Moving forward, it will be necessary to determine whether our oncology curriculum led to objective changes in resident knowledge of oncology and improvement in the care of oncology patients. The former could be assessed through Internal Medicine In-Training Examination results, while the latter could be determined through objective measures of patient outcomes. In addition, it will be crucial to explore the effect of the curriculum on competency-based resident education in internal medicine [10]. Given the success of the oncology curriculum, we have continued to update the teaching sheets with the goal of revisiting content annually with faculty experts. We are in the midst of the 2020–2021 update of our current teaching sheets with an expansion of the curriculum to new topics, such as immunotherapies and their complications, the impact of the COVID-19 pandemic on treatment decisions, and an overview of bone marrow conditioning regimens. A survey reassessment of the curriculum is planned for the current academic year, 2020–2021.

Our study had several important limitations. First, the survey response rate in our study was only 53–54%. However, this rate of response is comparable to similar studies in the literature [5,6,7, 11, 12]. Second, though our study captured self-perceived resident competence and knowledge in oncology before and after implementation of our oncology curriculum, we did not collect objective measures of these parameters. Third, our results could be confounded by the natural maturation of residents and interns over the course of the training year in which implementation of the oncology curriculum took place. Fourth, it is possible that the residents who participated in the survey bias the results in favor of the oncology curriculum. Because we do not have data for the non-responding residents, we cannot quantify the extent to which possible participation bias may affect results.

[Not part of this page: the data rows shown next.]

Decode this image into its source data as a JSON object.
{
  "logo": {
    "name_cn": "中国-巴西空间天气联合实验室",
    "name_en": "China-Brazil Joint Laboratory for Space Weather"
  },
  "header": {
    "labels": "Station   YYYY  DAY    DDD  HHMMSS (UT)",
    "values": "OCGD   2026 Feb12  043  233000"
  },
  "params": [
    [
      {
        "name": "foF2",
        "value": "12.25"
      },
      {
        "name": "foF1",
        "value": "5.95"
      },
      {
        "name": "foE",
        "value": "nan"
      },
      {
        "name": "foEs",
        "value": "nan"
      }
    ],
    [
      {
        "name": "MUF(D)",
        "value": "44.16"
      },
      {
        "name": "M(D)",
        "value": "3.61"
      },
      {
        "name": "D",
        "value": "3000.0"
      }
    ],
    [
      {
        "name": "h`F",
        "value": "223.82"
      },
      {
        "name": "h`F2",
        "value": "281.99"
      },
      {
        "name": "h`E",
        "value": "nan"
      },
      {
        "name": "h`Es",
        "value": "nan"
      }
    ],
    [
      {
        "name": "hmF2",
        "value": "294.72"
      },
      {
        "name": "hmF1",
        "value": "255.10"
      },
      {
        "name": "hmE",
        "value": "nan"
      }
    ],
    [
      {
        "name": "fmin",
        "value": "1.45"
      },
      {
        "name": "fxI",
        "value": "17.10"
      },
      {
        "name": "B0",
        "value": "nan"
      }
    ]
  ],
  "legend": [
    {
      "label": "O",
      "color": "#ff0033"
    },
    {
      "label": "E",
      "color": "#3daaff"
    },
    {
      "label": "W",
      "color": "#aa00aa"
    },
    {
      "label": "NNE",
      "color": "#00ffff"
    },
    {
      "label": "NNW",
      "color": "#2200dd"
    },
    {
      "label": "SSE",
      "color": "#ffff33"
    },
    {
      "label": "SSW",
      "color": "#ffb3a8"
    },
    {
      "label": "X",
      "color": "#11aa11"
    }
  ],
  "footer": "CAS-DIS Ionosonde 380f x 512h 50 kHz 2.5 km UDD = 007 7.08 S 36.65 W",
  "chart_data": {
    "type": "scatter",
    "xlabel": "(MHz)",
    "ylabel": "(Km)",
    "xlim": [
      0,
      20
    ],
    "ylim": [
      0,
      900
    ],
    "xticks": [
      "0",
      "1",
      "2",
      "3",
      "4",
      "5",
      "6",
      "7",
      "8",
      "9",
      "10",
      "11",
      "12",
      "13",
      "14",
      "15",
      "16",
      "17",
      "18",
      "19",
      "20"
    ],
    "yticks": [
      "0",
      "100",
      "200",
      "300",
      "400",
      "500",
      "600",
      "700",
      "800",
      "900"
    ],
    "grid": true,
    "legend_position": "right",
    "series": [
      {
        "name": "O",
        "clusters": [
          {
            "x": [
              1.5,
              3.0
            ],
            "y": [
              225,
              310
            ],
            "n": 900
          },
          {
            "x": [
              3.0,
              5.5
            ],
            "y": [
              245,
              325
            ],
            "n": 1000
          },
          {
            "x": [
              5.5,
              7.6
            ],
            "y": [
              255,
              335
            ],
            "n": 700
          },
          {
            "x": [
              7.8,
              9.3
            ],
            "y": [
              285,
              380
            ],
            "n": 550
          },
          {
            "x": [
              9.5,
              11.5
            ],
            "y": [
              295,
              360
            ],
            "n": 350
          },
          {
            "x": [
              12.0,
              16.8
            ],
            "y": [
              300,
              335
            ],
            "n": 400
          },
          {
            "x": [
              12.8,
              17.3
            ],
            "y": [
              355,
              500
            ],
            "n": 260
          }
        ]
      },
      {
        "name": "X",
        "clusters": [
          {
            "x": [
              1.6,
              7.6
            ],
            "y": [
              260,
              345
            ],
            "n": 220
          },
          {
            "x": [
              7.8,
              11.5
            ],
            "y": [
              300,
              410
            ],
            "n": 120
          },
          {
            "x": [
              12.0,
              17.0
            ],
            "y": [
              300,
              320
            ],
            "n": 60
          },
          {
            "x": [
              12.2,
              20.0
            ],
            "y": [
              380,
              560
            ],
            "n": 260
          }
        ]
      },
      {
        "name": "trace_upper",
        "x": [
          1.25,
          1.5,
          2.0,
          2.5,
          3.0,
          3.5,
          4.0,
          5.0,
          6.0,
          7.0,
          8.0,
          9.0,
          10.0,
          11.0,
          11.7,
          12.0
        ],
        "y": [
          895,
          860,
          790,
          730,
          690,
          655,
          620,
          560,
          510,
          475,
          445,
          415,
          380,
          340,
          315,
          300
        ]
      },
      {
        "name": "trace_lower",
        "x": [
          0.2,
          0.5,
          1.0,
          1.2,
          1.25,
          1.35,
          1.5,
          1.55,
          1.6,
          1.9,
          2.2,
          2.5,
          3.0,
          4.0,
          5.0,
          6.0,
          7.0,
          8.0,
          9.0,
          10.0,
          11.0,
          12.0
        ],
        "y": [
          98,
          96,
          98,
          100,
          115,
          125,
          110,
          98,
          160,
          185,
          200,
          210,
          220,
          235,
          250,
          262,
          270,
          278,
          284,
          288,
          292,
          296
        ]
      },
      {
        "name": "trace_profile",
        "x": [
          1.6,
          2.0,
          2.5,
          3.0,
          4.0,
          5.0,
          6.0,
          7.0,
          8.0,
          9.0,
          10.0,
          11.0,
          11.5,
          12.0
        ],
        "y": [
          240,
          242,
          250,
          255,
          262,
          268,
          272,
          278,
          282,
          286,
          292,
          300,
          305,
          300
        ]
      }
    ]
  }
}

In sum, a resident-designed oncology curriculum resulted in increased quantity and quality of formal oncology teaching on inpatient oncology rotations. We believe that such a curriculum could be easily expanded both within our own residency program and to additional residency programs that are interested in improving inpatient oncology education. Lastly, we expect that these teaching sheets will be valuable tools for attendings as well as residents given the increased outpatient subspecialization of academic oncologists and the challenge that this poses for teaching on a general inpatient oncology service.